• Move to the Twin Cities the executives overseeing its regional jet operations and the headquarters of Northwest regional subsidiary Compass Airlines

• Pay off the bonds six years early


• Lower the minimum requirement for Delta's Minnesota workforce from 17,000 to 10,000

Delta, MAC reach pact on service, local jobs

  • Article by: LIZ FEDOR
  • Star Tribune
  • December 15, 2008 - 9:31 PM

Delta Air Lines will keep at least 10,000 jobs in Minnesota and locate its regional airline management in the Twin Cities under a tentative deal the carrier reached Monday with the Metropolitan Airports Commission (MAC).

The two sides renegotiated terms of a 1992 bond-debt agreement, which would have allowed the MAC to penalize Delta when it closes the Northwest Airlines headquarters in Eagan. Instead of taking that path, MAC Chairman Jack Lanners said airport officials chose to preserve a Twin Cities hub and thousands of jobs after the Delta-Northwest merger is fully consummated. MAC commissioners are expected to consider a final agreement in January.

An air-service covenant in the original deal required Northwest to operate at least 187 daily flights from the Twin Cities. The new agreement requires Delta to offer at least 400 daily flights from the Twin Cities, including at least 250 with airplanes that seat 70 or more passengers.
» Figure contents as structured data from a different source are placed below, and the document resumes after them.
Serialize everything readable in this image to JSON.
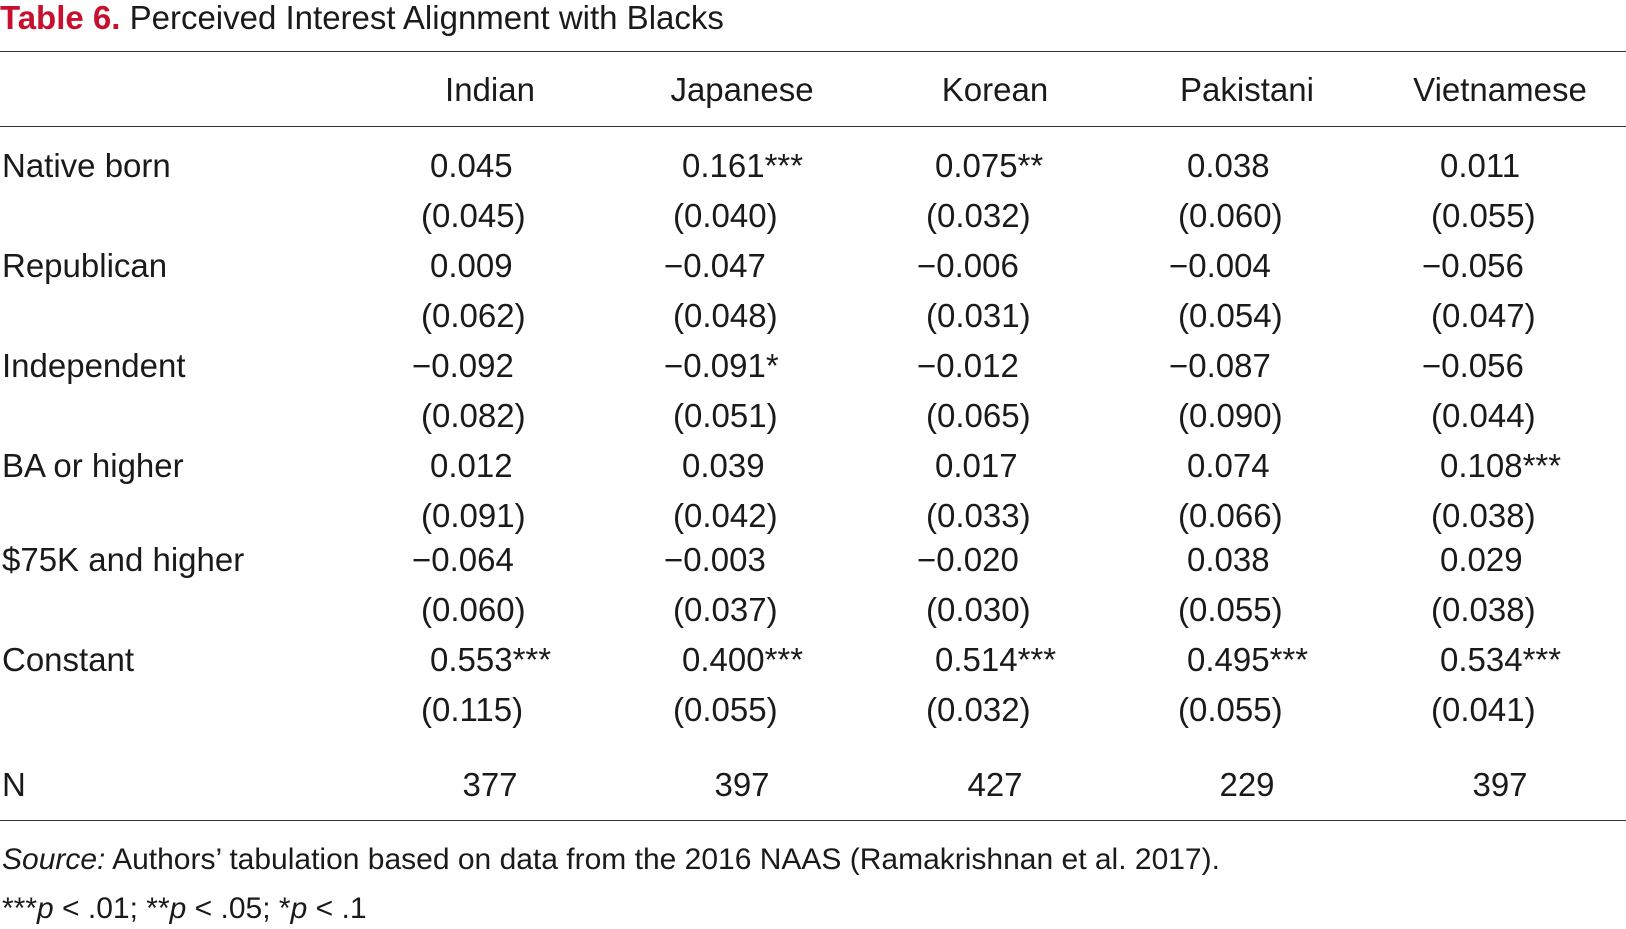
{
  "title": {
    "label": "Table 6.",
    "text": " Perceived Interest Alignment with Blacks"
  },
  "columns": [
    "Indian",
    "Japanese",
    "Korean",
    "Pakistani",
    "Vietnamese"
  ],
  "rows": [
    {
      "label": "Native born",
      "coef": [
        "0.045",
        "0.161***",
        "0.075**",
        "0.038",
        "0.011"
      ],
      "se": [
        "(0.045)",
        "(0.040)",
        "(0.032)",
        "(0.060)",
        "(0.055)"
      ]
    },
    {
      "label": "Republican",
      "coef": [
        "0.009",
        "−0.047",
        "−0.006",
        "−0.004",
        "−0.056"
      ],
      "se": [
        "(0.062)",
        "(0.048)",
        "(0.031)",
        "(0.054)",
        "(0.047)"
      ]
    },
    {
      "label": "Independent",
      "coef": [
        "−0.092",
        "−0.091*",
        "−0.012",
        "−0.087",
        "−0.056"
      ],
      "se": [
        "(0.082)",
        "(0.051)",
        "(0.065)",
        "(0.090)",
        "(0.044)"
      ]
    },
    {
      "label": "BA or higher",
      "coef": [
        "0.012",
        "0.039",
        "0.017",
        "0.074",
        "0.108***"
      ],
      "se": [
        "(0.091)",
        "(0.042)",
        "(0.033)",
        "(0.066)",
        "(0.038)"
      ]
    },
    {
      "label": "$75K and higher",
      "coef": [
        "−0.064",
        "−0.003",
        "−0.020",
        "0.038",
        "0.029"
      ],
      "se": [
        "(0.060)",
        "(0.037)",
        "(0.030)",
        "(0.055)",
        "(0.038)"
      ]
    },
    {
      "label": "Constant",
      "coef": [
        "0.553***",
        "0.400***",
        "0.514***",
        "0.495***",
        "0.534***"
      ],
      "se": [
        "(0.115)",
        "(0.055)",
        "(0.032)",
        "(0.055)",
        "(0.041)"
      ]
    }
  ],
  "n_row": {
    "label": "N",
    "values": [
      "377",
      "397",
      "427",
      "229",
      "397"
    ]
  },
  "footnotes": {
    "source_label": "Source:",
    "source_text": " Authors’ tabulation based on data from the 2016 NAAS (Ramakrishnan et al. 2017).",
    "sig": [
      {
        "stars": "***",
        "p": "p",
        "rest": " < .01; "
      },
      {
        "stars": "**",
        "p": "p",
        "rest": " < .05; "
      },
      {
        "stars": "*",
        "p": "p",
        "rest": " < .1"
      }
    ]
  }
}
Those restrictions mean that Delta will offer a high level of nonstop flights and it will attract considerable connecting traffic, Lanners said.

While the job covenant in the 1992 deal required Northwest to employ more than 17,000 people in Minnesota, the airline has not had that large a workforce in the state since the 2001 terrorist attacks. A clause in the deal allowed Northwest to reduce employment levels in Minnesota when it faced unusual business circumstances, so the carrier now employs fewer than 11,500.

During recent negotiations, Delta General Counsel Ben Hirst agreed to transfer regional airline executives, who now oversee Delta Connection operations, from Atlanta to the Twin Cities. In addition, Virginia-based Compass Airlines, a Northwest subsidiary that flies 76-seat regional jets, will move its headquarters to the Twin Cities.

About 150 to 200 people are expected to work in the Twin Cities to lead Delta's regional carrier operations, said Tammy Lee Stanoch, Delta's vice president of corporate affairs. "That's a significant win for the state of Minnesota," she said.

Stanoch added that the regional executives will join other airline executives in a renovated facility at Minneapolis-St. Paul International Airport called "Delta North."

The MAC intends to spend $10 million upgrading Northwest's "Building C," the white building that houses Northwest maintenance operations and offices that are just off of Interstate 494's 34th Avenue exit. Delta will repay that renovation money over several years.

During the Northwest bankruptcy, the MAC agreed to reduce Northwest's rent on Building C by $1.9 million a year. Under the new agreement, Delta will pay an extra $500,000 a year through 2014, and another $500,000 will be added for 2015 through 2020.

Northwest owes $245 million on the bond debt and it has been making regular payments. Under the new deal, Delta will have to pay off the debt by 2016, instead of 2022. The money is collected by the MAC to pay off the bondholders, so the airline payments cannot be used by the Legislature or MAC for other spending projects.

After he appeared before a Minnesota House committee in November, Hirst said that Delta was willing to specify that it would locate certain business activities in the state.

MAC commissioners will receive a term sheet with those entities spelled out. Delta's commitment to maintain a flight training center and a technology-data center in the Twin Cities will be among the activities listed.

The agreement will specify that Delta must keep those activities for at least three years regardless of business conditions. "That is an absolute guarantee," Stanoch said. Others that fall under that provision are the Delta North headquarters, regional airline management, Compass and Mesaba Airlines headquarters, pilot and flight attendant bases, reservation centers in Chisholm and the Twin Cities and hub airport operations.

The only way Delta could deviate from that provision after three years is if the activity is sold, eliminated or wholly outsourced. That restriction blocks Delta from moving Twin Cities business activities to another Delta hub.